Citing research is about to get a whole lot easier.

After the storm - raindrops on roses The most laborious part of any research paper for me, and probably for many of you, is making sure that the references are formatted in the proper style. Is the title supposed to be in italics? Do I need a period or a comma here? It has always seemed like exactly the kind of thing that a computer should be able to do for me, and now with Mendeley it can. Mendeley uses a system for formatting references called the Citation Style Language (CSL), which is sort of like HTML, but for citations. With Mendeley, you simply tell your word processor what citation style you want (picking from a library of thousands of styles) and our word processor plugin handles the rest. However, not all is roses and pancakes. CSL styles are written by the worldwide community of scholars, and just like pages on Wikipedia, these styles can sometimes contain errors or need updating. Unfortunately, there has never been an easy way to edit citation styles so that everyone using the style can benefit like they do when someone updates a page on Wikipedia.
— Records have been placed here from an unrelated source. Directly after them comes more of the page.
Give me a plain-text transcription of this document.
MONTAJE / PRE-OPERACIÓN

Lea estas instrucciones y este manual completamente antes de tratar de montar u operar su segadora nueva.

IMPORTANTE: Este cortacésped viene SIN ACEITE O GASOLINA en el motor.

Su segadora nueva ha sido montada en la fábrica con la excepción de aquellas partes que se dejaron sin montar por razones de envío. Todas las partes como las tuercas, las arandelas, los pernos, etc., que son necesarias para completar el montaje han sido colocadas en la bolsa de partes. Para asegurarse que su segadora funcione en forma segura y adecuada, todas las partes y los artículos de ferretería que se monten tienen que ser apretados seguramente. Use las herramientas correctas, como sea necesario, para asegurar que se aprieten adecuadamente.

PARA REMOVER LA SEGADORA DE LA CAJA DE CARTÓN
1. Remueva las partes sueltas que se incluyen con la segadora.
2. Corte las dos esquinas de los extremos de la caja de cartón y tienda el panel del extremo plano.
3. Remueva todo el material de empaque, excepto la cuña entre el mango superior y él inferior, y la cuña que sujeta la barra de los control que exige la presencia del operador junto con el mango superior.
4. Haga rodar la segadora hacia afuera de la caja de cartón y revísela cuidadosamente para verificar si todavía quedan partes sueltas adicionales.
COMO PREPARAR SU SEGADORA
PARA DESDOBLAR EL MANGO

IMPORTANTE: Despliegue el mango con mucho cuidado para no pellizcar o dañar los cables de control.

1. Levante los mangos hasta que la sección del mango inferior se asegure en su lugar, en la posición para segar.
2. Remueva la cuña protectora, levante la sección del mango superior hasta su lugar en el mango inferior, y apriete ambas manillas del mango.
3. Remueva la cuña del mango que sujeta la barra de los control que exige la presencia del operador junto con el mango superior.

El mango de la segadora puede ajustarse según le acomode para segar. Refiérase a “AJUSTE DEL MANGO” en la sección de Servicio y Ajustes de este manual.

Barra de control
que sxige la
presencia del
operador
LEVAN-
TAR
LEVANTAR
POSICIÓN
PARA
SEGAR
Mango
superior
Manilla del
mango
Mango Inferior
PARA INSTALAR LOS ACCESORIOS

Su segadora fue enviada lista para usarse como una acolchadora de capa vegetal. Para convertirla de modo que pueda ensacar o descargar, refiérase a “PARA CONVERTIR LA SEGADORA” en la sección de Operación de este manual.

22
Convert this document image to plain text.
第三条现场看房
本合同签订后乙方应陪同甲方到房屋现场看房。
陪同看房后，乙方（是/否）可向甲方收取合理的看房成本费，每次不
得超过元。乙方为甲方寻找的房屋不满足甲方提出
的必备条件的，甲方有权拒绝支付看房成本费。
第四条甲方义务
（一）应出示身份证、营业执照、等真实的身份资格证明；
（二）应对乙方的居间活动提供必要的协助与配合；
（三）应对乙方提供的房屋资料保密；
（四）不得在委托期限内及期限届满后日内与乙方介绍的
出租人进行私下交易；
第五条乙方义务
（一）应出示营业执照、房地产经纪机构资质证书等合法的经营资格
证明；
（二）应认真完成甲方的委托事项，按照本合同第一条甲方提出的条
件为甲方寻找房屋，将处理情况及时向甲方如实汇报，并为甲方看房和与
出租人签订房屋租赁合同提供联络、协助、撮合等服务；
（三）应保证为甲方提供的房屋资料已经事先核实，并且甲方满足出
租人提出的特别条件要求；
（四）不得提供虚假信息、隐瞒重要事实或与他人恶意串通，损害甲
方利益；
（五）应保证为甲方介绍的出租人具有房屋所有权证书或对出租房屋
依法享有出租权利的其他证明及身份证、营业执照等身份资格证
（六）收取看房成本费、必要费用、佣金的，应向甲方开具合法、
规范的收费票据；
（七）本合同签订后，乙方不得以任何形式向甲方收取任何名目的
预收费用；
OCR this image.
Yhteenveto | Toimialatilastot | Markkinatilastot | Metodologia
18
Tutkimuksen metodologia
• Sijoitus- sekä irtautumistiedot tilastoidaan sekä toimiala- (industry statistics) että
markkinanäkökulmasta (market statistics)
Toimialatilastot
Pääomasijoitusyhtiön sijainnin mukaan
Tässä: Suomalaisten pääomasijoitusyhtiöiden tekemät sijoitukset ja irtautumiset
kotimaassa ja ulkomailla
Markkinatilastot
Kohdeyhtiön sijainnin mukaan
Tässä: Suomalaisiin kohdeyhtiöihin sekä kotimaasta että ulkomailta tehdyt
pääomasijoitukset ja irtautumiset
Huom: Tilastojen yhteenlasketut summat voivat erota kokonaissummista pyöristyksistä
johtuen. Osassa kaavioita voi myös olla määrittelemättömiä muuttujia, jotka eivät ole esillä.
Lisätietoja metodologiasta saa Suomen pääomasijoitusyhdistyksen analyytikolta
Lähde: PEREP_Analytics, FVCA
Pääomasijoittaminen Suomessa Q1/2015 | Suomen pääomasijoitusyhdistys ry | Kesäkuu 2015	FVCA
We think it’s time for that to change, and so we’ve partnered with Columbia University, with funding from the Sloan Foundation, to develop a citation style editor that brings our substantial experience in creating a great user experience to the problem of creating and updating citation styles.

We’re currently collecting use cases to guide our development efforts, so we’d love to hear from as many people as possible about how you cite papers and what you need a tool to do. The official place for feedback and use cases is here.

10 thoughts on “Citing research is about to get a whole lot easier.

  1. I would like to save the journal abreviations so I could use them in the citation style. Thanks for all your efforts!

  2. David, it’s perhaps unfortunate, but LaTeX isn’t the standard in many fields, including most of life science, which is currently our largest demographic. An easy to use citation style processor is still a huge help to the majority of these people who must submit manuscripts as Word documents.

  3. To reconcile both of you, It would be great if your CSL style editor was able to export Bibtex styles files. These are really geeky to build, even with the so called “command line GUI”.

  4. Happy to hear about this news, can’t wait to see this citation style editor… I’m just wondering why this feature has been mentioned as “started” since 2008 in the feedback forum, only to learn the development will actually start only now… The transparency of the development through the feedback forum was something I really liked in Mendeley, so I’m a bit disappointed to see I can’t actually rely on it to know what is actually worked on in Mendeley…

  5. This is really great news. Personally, I am pretty happy with the existing styles but for many users such an editor will be awesome!

  6. Saying that CSL just reinvents bibtex misses the point in several ways.

    – Traditional bibtex is extremely limited. Once you go outside english-speaking (hard) science, you’re basically out of luck with bibtex. Try to do a proper bibliography for German humanities, for example, and you won’t go far with bibtex. CSL is, among other things, geared towards the much more complex styles used in the humanities.

    – While BibLaTeX overcomes many of bibtex’s traditional shortcomings it’s completely useless for anything outside the LaTeX word. I’m myself a heavy BibLaTeX user and I absolutely love it, but it doesn’t help me at all if I want to format a bibliography in a WYSIYG word processor (or anything non-LaTeX).

    CSL is more or less system-agonostic. It has already been implemented in various setups and for different word processors, and you could, at least theoretically, quite easily come up with a CSL processor for LaTeX. The other direction, though won’t work: BibLaTeX heavily relies on LaTeX, porting it to another system is almost impossible. In terms of fine-tuning (typographic and otherwise), BibLaTeX certainly has the edge over CSL, but it lacks its universality.

    While CSL won’t replace Bib(La)TeX anytime soon – even if there’s going to be a CSL processor for LaTeX – it will certainly help in unifying the world of bibliographic software.

  7. I (and every single psychologist, I guess) require an option to easily adjust what part of a citation is shown in the text. Example:
    >> For many years, research of Hintz & Kuntz (1970, 1980, 1990a, 1990b, 2010, Hintz, 2011, Kuntz, 2012) has shown that X and Y equals Z. In 2012, Kuntz et al. also proved that “when you add 1 liter of water to another, you get to 2 liters” (p. 77f).

    Even MS word has been able to customize the elements shown in the text since version 2007, so I wonder why Mendeley doesn’t have that feature yet – or have I just not found it yet?